Monday, January 20, 2014

Leading worship

At the "worship team and family" night last Saturday, one of the questions asked of the director was roughly along the lines of "What was the most profound worship experience you've known?"

He replied that the time's he's felt God moving most strongly were times at other churches when he wasn't leading.

This is about what we'd expect. If you have to concentrate on the form of the service; if you are responsible for making it function--to that extent your mind is not focused on God. A musician can try to compensate by "really getting into the music," but youth group leaders to the contrary, the resulting emotional high isn't necessarily spiritual.

I used to run monitors, and remember one communion service. We were all asked to pray and I did--and then the band started in on the meditation music with the monitors still muted. Sorry about that...

Giving up on full emotional participation in order to serve the others may be wonderful spiritual service and worship, but it isn't going to feel like it. Ministers do burn out sometimes.

In this morning's part of Luke I read that Anna served in the temple with prayer and fasting. She wasn't a priest, so I wonder what she did.

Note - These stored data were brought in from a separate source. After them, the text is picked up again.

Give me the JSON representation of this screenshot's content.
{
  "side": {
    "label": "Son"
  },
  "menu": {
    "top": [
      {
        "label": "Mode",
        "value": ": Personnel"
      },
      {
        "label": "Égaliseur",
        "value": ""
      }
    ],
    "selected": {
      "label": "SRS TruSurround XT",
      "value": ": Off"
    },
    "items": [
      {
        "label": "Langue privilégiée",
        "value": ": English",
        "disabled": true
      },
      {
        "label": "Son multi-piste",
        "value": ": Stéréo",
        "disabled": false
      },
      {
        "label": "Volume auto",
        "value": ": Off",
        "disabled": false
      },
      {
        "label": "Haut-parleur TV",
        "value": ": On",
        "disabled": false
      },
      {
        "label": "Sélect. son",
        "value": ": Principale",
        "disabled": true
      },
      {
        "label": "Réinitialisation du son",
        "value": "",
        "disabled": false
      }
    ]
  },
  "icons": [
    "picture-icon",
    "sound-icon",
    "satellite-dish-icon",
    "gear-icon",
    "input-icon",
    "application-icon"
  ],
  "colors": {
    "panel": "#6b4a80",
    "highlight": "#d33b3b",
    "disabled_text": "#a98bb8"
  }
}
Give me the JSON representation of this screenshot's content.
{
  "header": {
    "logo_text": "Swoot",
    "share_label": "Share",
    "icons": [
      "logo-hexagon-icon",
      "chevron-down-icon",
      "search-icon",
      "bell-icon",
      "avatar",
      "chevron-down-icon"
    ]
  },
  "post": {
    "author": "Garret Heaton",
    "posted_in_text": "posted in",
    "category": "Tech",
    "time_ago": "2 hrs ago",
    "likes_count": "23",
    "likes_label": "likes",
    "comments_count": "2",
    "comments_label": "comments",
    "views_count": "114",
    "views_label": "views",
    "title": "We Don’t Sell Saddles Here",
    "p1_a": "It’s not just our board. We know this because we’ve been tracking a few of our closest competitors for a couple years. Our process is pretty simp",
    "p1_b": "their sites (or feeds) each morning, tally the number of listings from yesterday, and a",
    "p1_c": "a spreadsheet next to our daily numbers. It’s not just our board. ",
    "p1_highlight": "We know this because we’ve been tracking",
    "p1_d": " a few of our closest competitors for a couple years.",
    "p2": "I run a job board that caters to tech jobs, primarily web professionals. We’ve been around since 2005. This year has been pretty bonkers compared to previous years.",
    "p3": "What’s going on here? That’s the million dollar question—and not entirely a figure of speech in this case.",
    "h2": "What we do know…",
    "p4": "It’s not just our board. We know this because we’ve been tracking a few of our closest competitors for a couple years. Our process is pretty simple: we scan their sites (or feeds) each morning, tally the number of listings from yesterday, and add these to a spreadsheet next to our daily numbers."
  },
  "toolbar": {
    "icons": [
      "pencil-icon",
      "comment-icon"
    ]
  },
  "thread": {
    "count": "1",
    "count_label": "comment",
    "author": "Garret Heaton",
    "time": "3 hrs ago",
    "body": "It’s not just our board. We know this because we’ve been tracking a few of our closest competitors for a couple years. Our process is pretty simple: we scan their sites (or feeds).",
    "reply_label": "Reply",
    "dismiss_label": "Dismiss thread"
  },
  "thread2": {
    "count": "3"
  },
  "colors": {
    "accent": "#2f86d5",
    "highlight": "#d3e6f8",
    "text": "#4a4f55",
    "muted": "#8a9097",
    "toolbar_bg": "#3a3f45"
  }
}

The temple must have been an extremely busy place, with people bringing or buying animals, animals sacrificed over here, burnt offerings over there, cooked offerings being distributed, arrivals and departures, groups praying, individuals praying... She might have been helping with the logistics, or assisting with women's groups. Or she might have been spending all her time praying.

I wonder what the busy priests thought of her, always there, always praying. Did they envy the time she could spend praying? Or think only about their next task? Or were they able to be grateful that they could enable her to spend her time praying?

Me? I tended to think about the next monitor task when it was task time, and try to dispose myself for worship when there was a lull--I didn't think too much about other people except as I was trying to keep them supplied. That third option is hard to achieve.

2 comments:

Assistant Village Idiot said...

I used to lead worship at our small church. I am only moderately well-suited for the task, but in small congregations one can't wait for specialists. In all the sadness of the closing of that church, I admit I have felt such relief at being a worshiper instead of a leader.

james said...

Quite a few famous names in the church were made priests or bishops against their will.